Betsy Crinklaw Stevenson.
Betsy Crinklaw, my great great grandmother, born in Minto, Scotland in 1807, was the third child of James Crinklaw and Elizabeth Watson. In 1836, in St. Thomas, Ontario, she married James Stevenson, also a Scotsman who had immigrated to Canada. They had four daughters, all born in London Ontario within six years. Then the family up and moved to Nebraska where a census in 1880 lists James as a teacher and Betsy as a housekeeper. In a letter from James to a relative just before his death, he describes “Bess” as a hard worker and gardener in 1880. She died in Neligh, Nebraska at the age of 86.

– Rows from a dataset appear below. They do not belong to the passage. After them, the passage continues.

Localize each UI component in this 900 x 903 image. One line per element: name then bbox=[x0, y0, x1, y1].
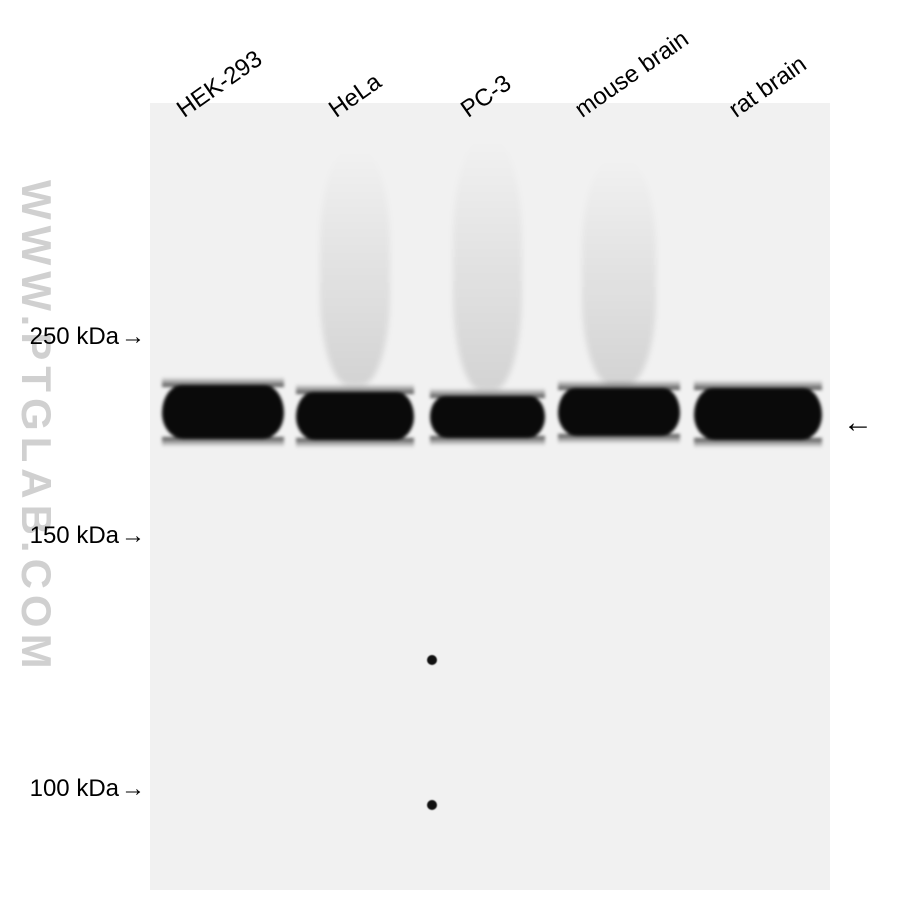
protein-band bbox=[694, 388, 822, 440]
protein-band bbox=[430, 396, 545, 438]
arrow-right-icon: → bbox=[121, 323, 145, 350]
mw-marker: 150 kDa→ bbox=[30, 522, 145, 550]
mw-marker-label: 250 kDa bbox=[30, 323, 119, 350]
lane bbox=[694, 103, 822, 890]
arrow-right-icon: → bbox=[121, 775, 145, 802]
protein-band bbox=[162, 385, 284, 439]
artefact-spot bbox=[427, 655, 437, 665]
lane-smear bbox=[320, 150, 391, 385]
protein-band bbox=[296, 392, 414, 440]
mw-marker-label: 150 kDa bbox=[30, 522, 119, 549]
western-blot-figure: WWW.PTGLAB.COM HEK-293 HeLa PC-3 mouse b… bbox=[0, 0, 900, 903]
lane-smear bbox=[453, 140, 522, 390]
protein-band bbox=[558, 388, 680, 436]
lane bbox=[296, 103, 414, 890]
lane bbox=[558, 103, 680, 890]
arrow-right-icon: → bbox=[121, 522, 145, 549]
lane bbox=[430, 103, 545, 890]
artefact-spot bbox=[427, 800, 437, 810]
watermark-text: WWW.PTGLAB.COM bbox=[12, 180, 60, 675]
lane-smear bbox=[582, 160, 655, 385]
target-band-arrow-icon: ← bbox=[843, 406, 873, 440]
mw-marker: 100 kDa→ bbox=[30, 775, 145, 803]
mw-marker-label: 100 kDa bbox=[30, 775, 119, 802]
lane bbox=[162, 103, 284, 890]
mw-marker: 250 kDa→ bbox=[30, 323, 145, 351]
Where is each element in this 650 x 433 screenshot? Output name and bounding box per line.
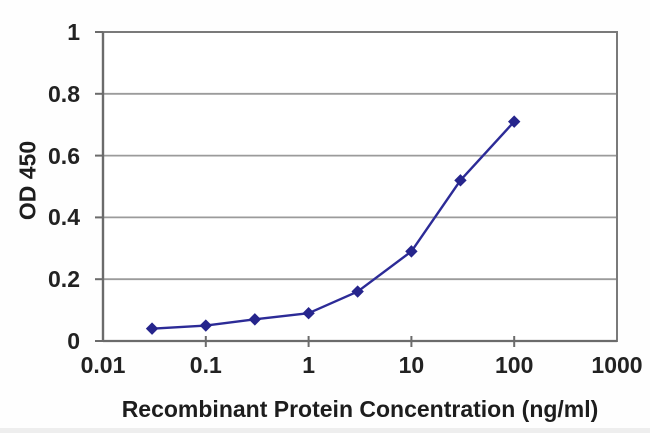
x-tick-label: 1	[302, 352, 315, 378]
x-tick-label: 100	[495, 352, 534, 378]
y-tick-label: 0.8	[48, 80, 80, 107]
y-tick-label: 0.4	[48, 204, 80, 231]
y-tick-label: 1	[67, 19, 80, 45]
image-bottom-edge-artifact	[0, 428, 650, 433]
y-tick-label: 0.6	[48, 142, 80, 169]
data-point-marker	[145, 322, 159, 335]
y-tick-label: 0.2	[48, 266, 80, 293]
y-tick-label: 0	[67, 328, 80, 354]
data-point-marker	[351, 285, 364, 298]
data-point-marker	[248, 313, 262, 326]
data-point-marker	[199, 319, 213, 332]
data-point-marker	[507, 115, 521, 128]
x-tick-label: 0.01	[80, 352, 126, 378]
y-axis-title: OD 450	[14, 140, 41, 221]
x-tick-label: 10	[398, 352, 425, 378]
x-axis-title: Recombinant Protein Concentration (ng/ml…	[121, 396, 599, 422]
x-tick-label: 1000	[591, 352, 643, 378]
data-line	[151, 120, 516, 330]
x-tick-label: 0.1	[189, 352, 222, 378]
data-point-marker	[405, 245, 418, 258]
data-point-marker	[454, 174, 467, 187]
data-point-marker	[302, 306, 315, 320]
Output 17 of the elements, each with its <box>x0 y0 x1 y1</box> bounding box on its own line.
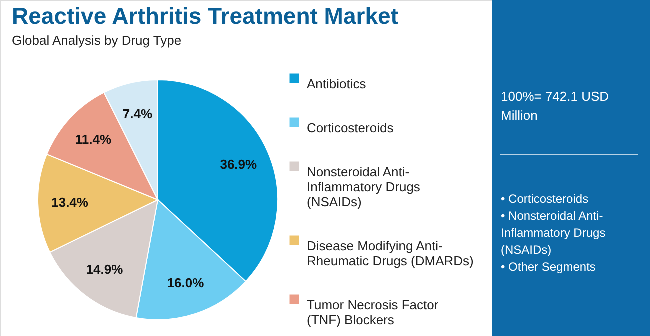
legend-label: Corticosteroids <box>307 120 394 136</box>
data-label: 16.0% <box>167 276 205 291</box>
data-label: 13.4% <box>52 194 89 210</box>
legend-label: Antibiotics <box>307 76 367 92</box>
legend-label: Nonsteroidal Anti-Inflammatory Drugs (NSAIDs) <box>307 164 421 210</box>
text: • Corticosteroids <box>501 192 589 206</box>
data-label: 11.4% <box>75 132 112 148</box>
text: • Nonsteroidal Anti-Inflammatory Drugs (NSAIDs) <box>501 209 606 257</box>
text: • Other Segments <box>501 260 596 274</box>
legend-label: Disease Modifying Anti-Rheumatic Drugs (DMARDs) <box>307 238 474 268</box>
data-label: 7.4% <box>122 106 153 122</box>
data-label: 14.9% <box>86 262 124 278</box>
chart-subtitle: Global Analysis by Drug Type <box>12 33 182 48</box>
chart-title: Reactive Arthritis Treatment Market <box>12 3 399 29</box>
legend-label: Tumor Necrosis Factor (TNF) Blockers <box>307 298 440 328</box>
text: 100%= 742.1 USD Million <box>501 89 610 123</box>
data-label: 36.9% <box>220 156 258 172</box>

The only one of the James and Betsy Stevenson girls to stay behind in Ontario when the rest moved to Nebraska was their second daughter, Mary, who married Peter Porterfield and became my great grandmother. Now, all of the photos that I have of the Stevenson’s make them look pretty severe. Betsy, as an old lady, was a bit scary. Even as a young woman she looked like a guy in drag. James Stevenson had eyes that bugged out of his head. But Mary, my great grandmother, their daughter looked quite refined. And my grandmother, Mary and Peter’s daughter (photo below) was a beautiful young girl.

My grandmother, Mary Porterfield Geddes in 1895, age 12.

This leather Mason’s Apron belonging to James Stevenson.
My father passed on to me a leather Mason’s apron that belonged to James Stevenson. It is not very big and pretty fragile but it is intriguing to possess something that belonged to my great great grandfather in the mid 1800’s, maybe 175 years old.
I also have the Western Union telegram sent from North Bend Nebraska from his daughter Margaret (Caddick) to her sister Ellen (Thorson) announcing the death of their father, James. It spares no words. “Father dead. Buried on Wednesday.”
Ellen’s nephew, James, also ended up with a poem written by James Stevenson the year before he died. It was found tucked in his daughter, Ellen’s family Bible. It is a long ode with lots of Scottish brogue, entitled, The Dying Christian Scottish Father. Copies were made and distributed to various family at the time of his death but I have the original, typed on pinkish paper and signed by James Stevenson, himself.